Dimensions: height 419 mm, width 338 mm

Copyright: Rijks Museum: Open Domain

Editor: This is "Hier kunt g'o lieve jeugd! een zestal kunstgebouwen, / Tot uw verlustiging, in deze prent beschouwen" a print made sometime between 1806 and 1858 by Willem Carl Wansleven. It is an engraving depicting various cityscapes in separate panels. The images look almost like scenes from a storybook! What draws your eye, and how do you interpret this work? Curator: The seemingly innocent storybook quality belies a deeper purpose. I am drawn to consider these cityscapes through the lens of nationhood and identity formation in the Romantic era. Wansleven produced this print during a period of immense social and political upheaval, when ideas of national identity were being actively constructed and promoted. How do you think these images may relate to these grand narratives? Editor: Well, they depict very different locations; that top right panel looks like an idealized rural landscape, and the panel at the bottom looks like an imperial monument of some sort. Curator: Exactly! Think about the role that these kinds of images – idealized landscapes, historical cityscapes, imposing monuments – played in fostering a shared sense of belonging and pride within a population. Consider, too, who had access to such images and who was excluded, and how this piece explicitly targets the youth. Wansleven seems to be participating in the construction of a Dutch identity, offering an idealized vision of the nation's history and present.
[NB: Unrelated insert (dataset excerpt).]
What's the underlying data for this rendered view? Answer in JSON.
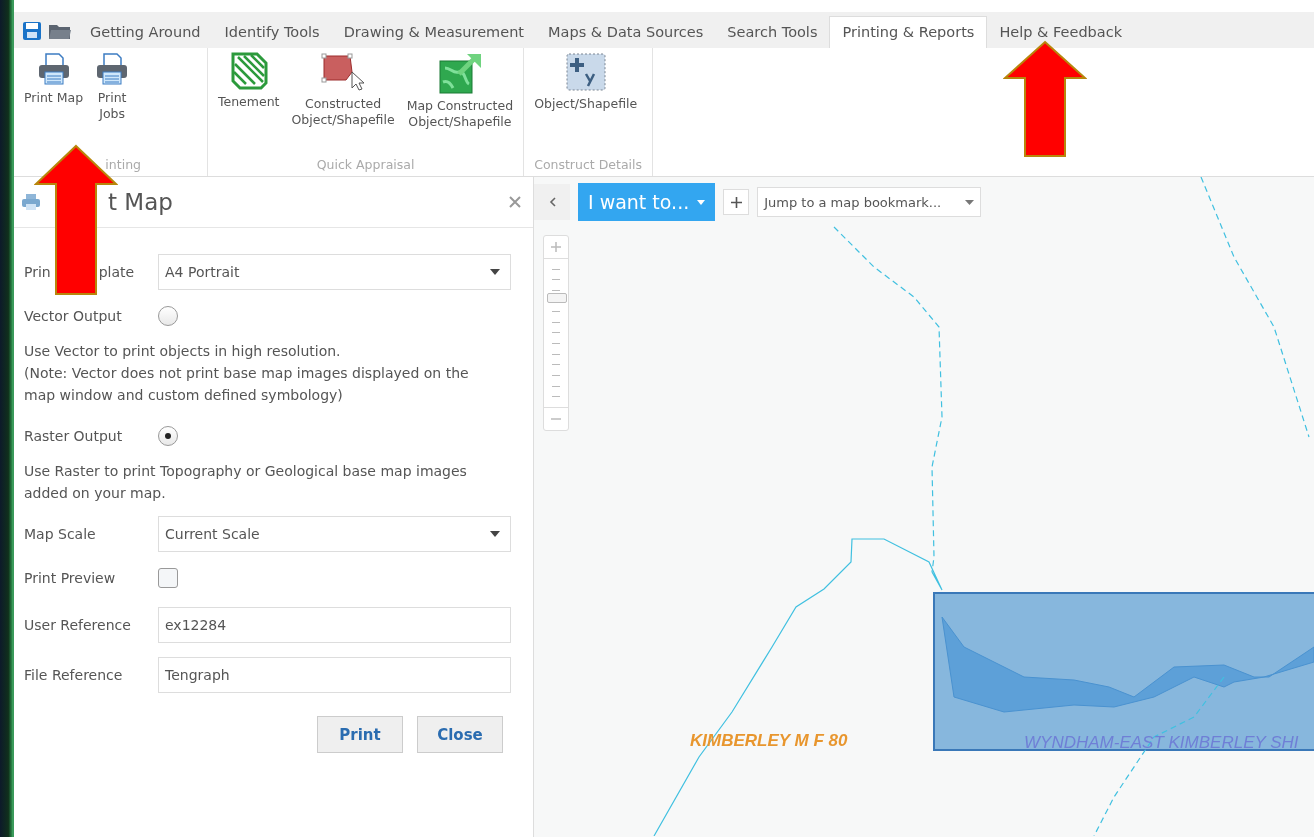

It is like carefully curated historical accounts, presenting a particular version of "Dutchness". Editor: So it's less a collection of pleasant views, and more about shaping perception and creating a shared past? Curator: Precisely! Looking at art of the past as building blocks of societal consciousness. Editor: I will never look at old prints the same way. This gives me a new lens to consider artworks!